CAPÍTULO XXII
El viejo Don Ricardo se había deteriorado a pasos agigantados desde el momento en que Doña Lucrecia partió para América. El día que zarpó el barco, lo vio partir escondido, desde una esquina del puerto. Según se iba alejando el gigante de hierro, veía como su vida se vaciaba de lo único bueno que le quedaba en ella, Doña Lucrecia. Sabía que en ese barco partía la única persona que le había querido de verdad, que había querido al Ricardo hombre, que habitaba debajo de esa coraza que se había construido en el transcurso de los años. Esa coraza construida a base de sufrir en silencio por el amor de su vida, de verse separado de ella y verse obligado a casarse con alguien a quien no quería, a la que no quiso nunca y a la que hizo pagar, a pesar de ser la madre de sus hijos, su frustración, su falta de valor para luchar por el amor, de pelear contra las normas que le impusieron y de obligarle a vivir una vida que no quería vivir.
Le invadía una pena y una desgana por la vida que le desgastaban el alma. Se había quedado sólo. Apenas salía de casa. Se pasaba las horas sentado en el porche de la entrada mirando al infinito. Cuando hacía frío, Paquita, la criada, le cubría las piernas con una manta, pues era la que le atendía, más por pena y por caridad humana, la que él no había tenido nunca con ella, ni con nadie de su entorno. Sus hijas se habían casado y se habían marchado de casa; apenas lo visitaban. Incluso ni la hija pequeña, que se había ido a un convento quería tener contacto con él. Se había quedado sólo.
Rosita, su nuera apenas estaba en casa. Salía por la mañana temprano, con el bebé y no volvía hasta por la noche, apenas había visto a su nieto un par de veces desde que había nacido y pronto empezaría a andar. La relación con su hijo Ricardo era inexistente, ni se dirigían la palabra. Su casa se había convertido en su peor enemigo porque en la soledad de esas paredes, solo podía recordar todo lo malo que había hecho en su vida y ya en la recta final de su vida, los remordimientos le pesaban como una losa. No podía dar marcha atrás y rectificar, sólo podía pedir perdón por el daño causado y así decidió hacer para poder morir en paz y aliviar su conciencia.
Pidió a Paquita que le llevara folios y sobres y una tarde se puso a escribir cartas a sus familiares, pidiendo perdón por todo el daño hecho, contándoles el motivo por el cual había actuado de ese modo, si es que podía existir alguna disculpa para su comportamiento. Escribió una carta para cada una de sus hijas y para su hijo Ricardo, en la que le decía que se despedía diciendo:
-“No te pido perdón porque sé que no lo merezco, sólo quiero que no repitas mis errores, que luches por el amor que yo te quité, que siempre estarás a tiempo mientras exista un último aliento, que cada momento vivido al lado de la persona que te llena el alma, tiene un valor incalculable, aunque sólo sea un único instante, habrá merecido la pena todo el esfuerzo.”-
A Lela no tuvo el valor de escribirle una carta. Sólo podía compensar el daño que había hecho, haciendo que la gente de su alrededor enmendara la maldad con la que había desgraciado la vida, a la persona que amaba su hijo.
Otra carta que era inevitable de escribir era a su amor; posiblemente al leer todas las atrocidades de las que había sido capaz, el amor que le tenía se convertiría en odio, pero necesitaba quitarse ese peso de encima. No podía abandonar el mundo, dejando deudas en el alma; así que fue la última carta que escribió y la que más esfuerzo y dolor le causó. Cuando la terminó de escribir y la metió en el sobre en el que había escrito la dirección de la Hacienda de Venezuela, sintió un gran alivio por fin.

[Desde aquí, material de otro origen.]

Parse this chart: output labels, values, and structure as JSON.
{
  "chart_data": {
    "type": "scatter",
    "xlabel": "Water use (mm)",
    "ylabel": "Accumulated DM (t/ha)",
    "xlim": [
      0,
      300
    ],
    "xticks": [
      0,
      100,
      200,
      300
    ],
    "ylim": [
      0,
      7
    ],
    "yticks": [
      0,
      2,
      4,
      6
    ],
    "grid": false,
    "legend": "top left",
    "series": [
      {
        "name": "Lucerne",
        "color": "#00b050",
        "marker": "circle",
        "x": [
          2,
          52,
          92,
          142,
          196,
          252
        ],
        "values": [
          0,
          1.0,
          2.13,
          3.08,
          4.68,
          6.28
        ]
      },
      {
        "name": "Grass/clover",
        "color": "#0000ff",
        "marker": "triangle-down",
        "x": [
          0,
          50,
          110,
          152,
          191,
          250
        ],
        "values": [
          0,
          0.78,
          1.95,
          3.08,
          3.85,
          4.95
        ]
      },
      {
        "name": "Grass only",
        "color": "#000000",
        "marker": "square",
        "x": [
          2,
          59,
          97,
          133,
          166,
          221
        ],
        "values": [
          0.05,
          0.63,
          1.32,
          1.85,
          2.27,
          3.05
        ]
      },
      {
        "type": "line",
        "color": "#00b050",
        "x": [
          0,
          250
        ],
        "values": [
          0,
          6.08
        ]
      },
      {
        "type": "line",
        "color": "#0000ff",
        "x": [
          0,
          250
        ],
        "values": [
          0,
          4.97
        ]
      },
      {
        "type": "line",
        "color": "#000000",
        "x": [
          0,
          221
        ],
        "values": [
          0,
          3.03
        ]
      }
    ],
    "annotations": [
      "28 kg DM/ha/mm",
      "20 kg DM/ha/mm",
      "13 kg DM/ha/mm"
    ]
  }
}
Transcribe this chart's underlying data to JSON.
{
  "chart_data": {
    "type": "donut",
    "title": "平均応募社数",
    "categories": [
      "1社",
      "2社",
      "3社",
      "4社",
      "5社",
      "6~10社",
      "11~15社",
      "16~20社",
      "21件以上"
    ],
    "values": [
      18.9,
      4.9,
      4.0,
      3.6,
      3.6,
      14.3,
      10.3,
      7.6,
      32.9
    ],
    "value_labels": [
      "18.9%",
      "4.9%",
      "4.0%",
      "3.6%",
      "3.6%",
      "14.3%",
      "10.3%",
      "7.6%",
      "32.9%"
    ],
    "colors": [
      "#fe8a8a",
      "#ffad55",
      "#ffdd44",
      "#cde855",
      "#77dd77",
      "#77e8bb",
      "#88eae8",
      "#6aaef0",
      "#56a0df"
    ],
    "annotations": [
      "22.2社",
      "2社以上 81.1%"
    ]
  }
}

Ya su cometido en el mundo había terminado. Metió todas las cartas en sobres con el nombre del destinatario en cada una. Le pidió a Paquita el último favor:
-“Paquita, eres la única persona que me ha tratado como un ser humano, sin ningún interés encubierto, a pesar de haberte tratado igual de mal que al resto de las personas que me rodeaban. Todas me han abandonado, menos tú; por eso quiero pedirte un último favor y por qué sé que eres la única persona en la que puedo confiar para hacer lo que te voy a pedir.”-
Con esfuerzo, apoyándose en su bastón y en el brazo de Paquita, se levantó de la mecedora en la que estaba sentado y se acercó a la cómoda, que estaba en la otra esquina de la habitación. Abrió el cajón superior y sacó el manojo de sobres atados con una cinta y se lo entregó a Paquita.